Drei Spanier und ein Italiener choreografieren unter dem Namen "Frantics". Die Vier haben sich in Berlin gefunden und sind seither freischaffend unterwegs – in Deutschland und auch in Europa. Interessant ist vor allem, wie kohärent die Choreografie ist, denn bei sieben Tänzerinnen und Tänzern und vier Choreografen hätte vermutlich auch großes Chaos entstehen können. Ein sehr interessantes akustisches Mosaik bildet auch die Musik der beiden Stücke, eigens komponiert vom Spanier Miguel Marin. Neue Musik für neuen Tanz macht das Gesamterlebnis rund. Mit wenig Drumherum schafft es das Ensemble so, viele Bilder zu erzeugen: auf der Bühne und im Kopf.

Wie geht es weiter?

Das Tanzprojekt "Of Courious Nature" führt "A Late Night Summer´s Dream auf.
Ein besonderer Moment in der Choreographie "A Late Night Summer´s Dream". Bild: Steptext Dance Project | Mariann Menke

Leider sind vorerst keine weiteren Vorführungen dieser beiden Choreografien in Bremen geplant. Leider ist auch die Zukunft des Ensembles "Of Curious Nature" nicht dauerhaft gesichert. Der seit Jahrzehnten in Bremen lebende und schaffende Künstler, Choreograf, Tänzer und Kurator Helge Letonja hatte vor der Pandemie zusammen mit dem in Hannover ansässigen Choreografen Felix Landerer die Idee, ein neues, internationales Tanzensemble aufzubauen. Das Konzept überzeugte die Bundeskulturstiftung und Fördergelder wurden bewilligt. Dann kam die Pandemie und die Proben- und Auftrittsmöglichkeiten wurden immer weniger bis sie zeitweise ganz verschwanden. Die Tänzerinnen und Tänzer blieben – und sie wollten auch weitermachen, als die ursprüngliche Förderung auslief, Kooperationspartner absprangen und auch der Co-Gründer Felix Landerer sich wieder auf sein Ensemble in Hannover konzentrieren wollte.

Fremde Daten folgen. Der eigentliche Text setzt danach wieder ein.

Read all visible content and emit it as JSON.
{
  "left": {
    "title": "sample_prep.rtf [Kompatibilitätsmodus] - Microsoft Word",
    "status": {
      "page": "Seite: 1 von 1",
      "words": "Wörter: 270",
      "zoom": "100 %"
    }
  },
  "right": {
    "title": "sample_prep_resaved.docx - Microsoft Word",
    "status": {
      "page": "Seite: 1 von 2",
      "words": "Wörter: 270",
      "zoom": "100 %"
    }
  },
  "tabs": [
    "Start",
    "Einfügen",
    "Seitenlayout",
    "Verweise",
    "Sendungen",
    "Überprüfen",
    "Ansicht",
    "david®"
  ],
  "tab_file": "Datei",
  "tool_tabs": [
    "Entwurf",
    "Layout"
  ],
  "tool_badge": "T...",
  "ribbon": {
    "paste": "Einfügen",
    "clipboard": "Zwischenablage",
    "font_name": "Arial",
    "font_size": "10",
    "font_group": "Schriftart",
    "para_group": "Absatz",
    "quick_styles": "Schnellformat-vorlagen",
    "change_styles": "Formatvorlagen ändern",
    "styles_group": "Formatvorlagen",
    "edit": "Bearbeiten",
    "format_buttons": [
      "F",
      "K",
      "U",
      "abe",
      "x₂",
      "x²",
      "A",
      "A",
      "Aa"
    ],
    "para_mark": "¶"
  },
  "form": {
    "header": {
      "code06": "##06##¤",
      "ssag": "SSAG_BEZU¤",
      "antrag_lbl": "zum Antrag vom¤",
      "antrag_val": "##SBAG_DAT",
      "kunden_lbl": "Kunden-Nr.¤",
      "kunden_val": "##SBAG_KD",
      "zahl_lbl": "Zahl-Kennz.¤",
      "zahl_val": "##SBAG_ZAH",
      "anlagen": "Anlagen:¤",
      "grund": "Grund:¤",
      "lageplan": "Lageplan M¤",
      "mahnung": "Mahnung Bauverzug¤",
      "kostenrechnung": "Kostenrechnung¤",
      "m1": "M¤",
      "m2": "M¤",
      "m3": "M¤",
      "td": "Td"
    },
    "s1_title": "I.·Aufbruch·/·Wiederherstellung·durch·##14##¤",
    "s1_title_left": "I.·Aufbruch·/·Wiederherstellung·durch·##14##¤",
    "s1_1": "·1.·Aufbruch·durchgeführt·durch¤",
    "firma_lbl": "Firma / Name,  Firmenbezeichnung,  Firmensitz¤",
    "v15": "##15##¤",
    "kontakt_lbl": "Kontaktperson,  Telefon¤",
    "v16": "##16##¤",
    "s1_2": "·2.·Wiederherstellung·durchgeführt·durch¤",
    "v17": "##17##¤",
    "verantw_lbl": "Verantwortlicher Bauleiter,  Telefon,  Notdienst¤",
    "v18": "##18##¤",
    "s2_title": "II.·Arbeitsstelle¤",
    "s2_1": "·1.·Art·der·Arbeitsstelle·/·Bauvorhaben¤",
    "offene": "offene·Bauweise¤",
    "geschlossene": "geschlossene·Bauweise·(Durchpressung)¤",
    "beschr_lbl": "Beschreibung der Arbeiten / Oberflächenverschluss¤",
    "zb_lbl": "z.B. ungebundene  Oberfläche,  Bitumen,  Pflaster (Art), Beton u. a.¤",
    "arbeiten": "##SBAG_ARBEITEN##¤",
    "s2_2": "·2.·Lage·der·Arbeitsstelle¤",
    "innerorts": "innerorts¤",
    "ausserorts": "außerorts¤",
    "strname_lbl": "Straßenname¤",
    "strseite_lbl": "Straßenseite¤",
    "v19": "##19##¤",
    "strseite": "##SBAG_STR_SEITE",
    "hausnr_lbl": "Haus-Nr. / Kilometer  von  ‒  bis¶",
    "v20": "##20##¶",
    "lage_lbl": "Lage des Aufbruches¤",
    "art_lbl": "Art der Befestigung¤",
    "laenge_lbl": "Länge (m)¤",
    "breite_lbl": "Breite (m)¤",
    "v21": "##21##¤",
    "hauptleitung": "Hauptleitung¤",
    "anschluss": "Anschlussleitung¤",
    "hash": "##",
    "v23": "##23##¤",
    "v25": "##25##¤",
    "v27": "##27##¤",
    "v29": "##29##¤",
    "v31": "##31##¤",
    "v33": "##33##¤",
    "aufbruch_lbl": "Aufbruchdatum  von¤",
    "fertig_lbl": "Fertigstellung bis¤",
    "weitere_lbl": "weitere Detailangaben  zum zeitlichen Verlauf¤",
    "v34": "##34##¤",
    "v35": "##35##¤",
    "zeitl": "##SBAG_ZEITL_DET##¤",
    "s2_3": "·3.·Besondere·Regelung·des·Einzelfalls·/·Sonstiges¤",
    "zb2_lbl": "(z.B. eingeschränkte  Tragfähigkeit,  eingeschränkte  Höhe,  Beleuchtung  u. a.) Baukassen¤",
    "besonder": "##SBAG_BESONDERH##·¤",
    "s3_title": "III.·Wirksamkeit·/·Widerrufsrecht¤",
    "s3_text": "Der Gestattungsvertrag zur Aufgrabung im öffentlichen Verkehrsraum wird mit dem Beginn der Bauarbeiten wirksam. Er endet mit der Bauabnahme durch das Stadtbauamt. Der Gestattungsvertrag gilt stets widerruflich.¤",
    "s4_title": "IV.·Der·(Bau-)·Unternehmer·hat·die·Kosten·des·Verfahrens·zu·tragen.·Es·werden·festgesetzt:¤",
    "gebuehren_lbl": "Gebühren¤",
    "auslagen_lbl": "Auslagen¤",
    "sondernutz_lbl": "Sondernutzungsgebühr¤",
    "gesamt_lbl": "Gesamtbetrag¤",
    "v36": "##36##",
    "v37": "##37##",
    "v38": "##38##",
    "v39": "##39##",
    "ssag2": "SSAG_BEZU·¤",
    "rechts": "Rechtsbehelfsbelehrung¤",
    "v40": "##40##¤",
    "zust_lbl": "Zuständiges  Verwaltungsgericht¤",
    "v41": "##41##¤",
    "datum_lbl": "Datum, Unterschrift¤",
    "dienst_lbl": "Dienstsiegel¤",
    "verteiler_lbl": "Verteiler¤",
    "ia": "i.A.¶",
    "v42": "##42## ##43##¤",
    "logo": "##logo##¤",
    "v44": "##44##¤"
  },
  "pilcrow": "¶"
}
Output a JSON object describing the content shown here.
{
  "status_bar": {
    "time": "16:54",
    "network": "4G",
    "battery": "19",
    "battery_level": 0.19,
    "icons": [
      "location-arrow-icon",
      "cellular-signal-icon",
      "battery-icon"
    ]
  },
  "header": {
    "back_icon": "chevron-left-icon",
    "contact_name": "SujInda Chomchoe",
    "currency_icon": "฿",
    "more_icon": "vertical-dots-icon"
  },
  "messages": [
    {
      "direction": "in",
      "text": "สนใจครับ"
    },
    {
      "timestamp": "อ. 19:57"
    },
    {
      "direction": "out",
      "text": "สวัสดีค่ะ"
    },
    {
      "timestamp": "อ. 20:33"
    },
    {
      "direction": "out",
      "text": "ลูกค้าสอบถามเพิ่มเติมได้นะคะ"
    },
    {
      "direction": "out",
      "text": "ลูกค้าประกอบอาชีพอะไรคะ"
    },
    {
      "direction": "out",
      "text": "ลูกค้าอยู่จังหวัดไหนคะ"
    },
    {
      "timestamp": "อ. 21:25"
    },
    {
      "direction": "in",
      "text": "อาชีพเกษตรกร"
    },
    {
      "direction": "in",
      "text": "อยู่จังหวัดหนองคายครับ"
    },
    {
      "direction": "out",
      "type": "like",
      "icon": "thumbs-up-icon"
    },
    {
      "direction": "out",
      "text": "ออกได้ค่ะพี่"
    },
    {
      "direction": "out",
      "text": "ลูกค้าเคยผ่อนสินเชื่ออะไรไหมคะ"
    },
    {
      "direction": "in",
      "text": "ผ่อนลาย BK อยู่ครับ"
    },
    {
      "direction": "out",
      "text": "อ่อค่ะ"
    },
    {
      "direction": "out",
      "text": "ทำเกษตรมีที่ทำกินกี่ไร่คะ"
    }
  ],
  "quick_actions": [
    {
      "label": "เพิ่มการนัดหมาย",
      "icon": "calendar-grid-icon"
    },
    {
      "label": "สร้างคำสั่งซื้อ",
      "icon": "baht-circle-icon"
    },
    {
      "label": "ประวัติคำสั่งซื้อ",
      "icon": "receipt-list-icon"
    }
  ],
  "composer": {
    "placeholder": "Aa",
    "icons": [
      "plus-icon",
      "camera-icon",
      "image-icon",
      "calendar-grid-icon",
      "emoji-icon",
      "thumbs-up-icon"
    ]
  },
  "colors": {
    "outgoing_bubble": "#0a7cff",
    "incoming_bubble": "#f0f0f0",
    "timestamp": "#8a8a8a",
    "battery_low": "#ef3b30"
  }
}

Helge Letonja ist also auch ein Kämpfer – nicht mit Gewalt und Waffen, sondern mit Kunst und Kooperationen. Fast fünf Jahre nach der Gründung tanzt "Of Curious Nature" weiter. Statt im Theater Bremen unter anderem in den Theatern von Remscheid und Iserlohn. Und natürlich immer wieder auch zuhause, in der Schwankhalle in der Bremer Neustadt.

Was sagt unser Kritiker?

Drei Tänzer:innen des Ensembles "Of Curious Nature" bei einer Choreographie des Stücks "Endtropy" in der Bremer Schwankhalle
Auch in "Endtropy" bot das Ensemble Figuren und Formationen der besonderen Art. Bild: Steptext Dance Project | Mariann Menke

Das Publikum in der ausverkauften Schwankhalle war einmal mehr begeistert und ich hatte einen richtig guten Abend und möchte hier nochmals unterstreichen, dass dieses Ensemble ein großer Gewinn und ein Aushängeschild für das tänzerische Bremen ist. Aber leider eins, das nicht auf alle Zeit gesetzt ist. Denn die vielen unterschiedlichen Fördermittel, die Helge Letonja erfolgreich eingeworben hat, laufen aus und ob es vor allem Seitens des Bundes neue Fördertöpfe für den Tanz geben wird, ist derzeit leider alles andere als klar. Wir sollten uns also bewusst sein, dass etwas passieren muss, wenn wir dieses Ensemble auch in Zukunft in Bremen auf der Bühne sehen wollen.

Bremen braucht die Vielfalt im Tanz und die Stadt braucht dieses Ensemble. Auch in Zukunft. Vielleicht können dann einige tolle Ideen, die der Pandemie zum Opfer gefallen sind, doch noch verwirklicht werden. Zum Beispiel die, den Oldenburger Ballettdirektor Antoine Jully als Gastchoreografen einzuladen. Die Tänzerinnen und Tänzer von "Of Curious Nature" sind von Natur aus neugierig. Sie können noch sehr viel mehr. Und das will ich sehen!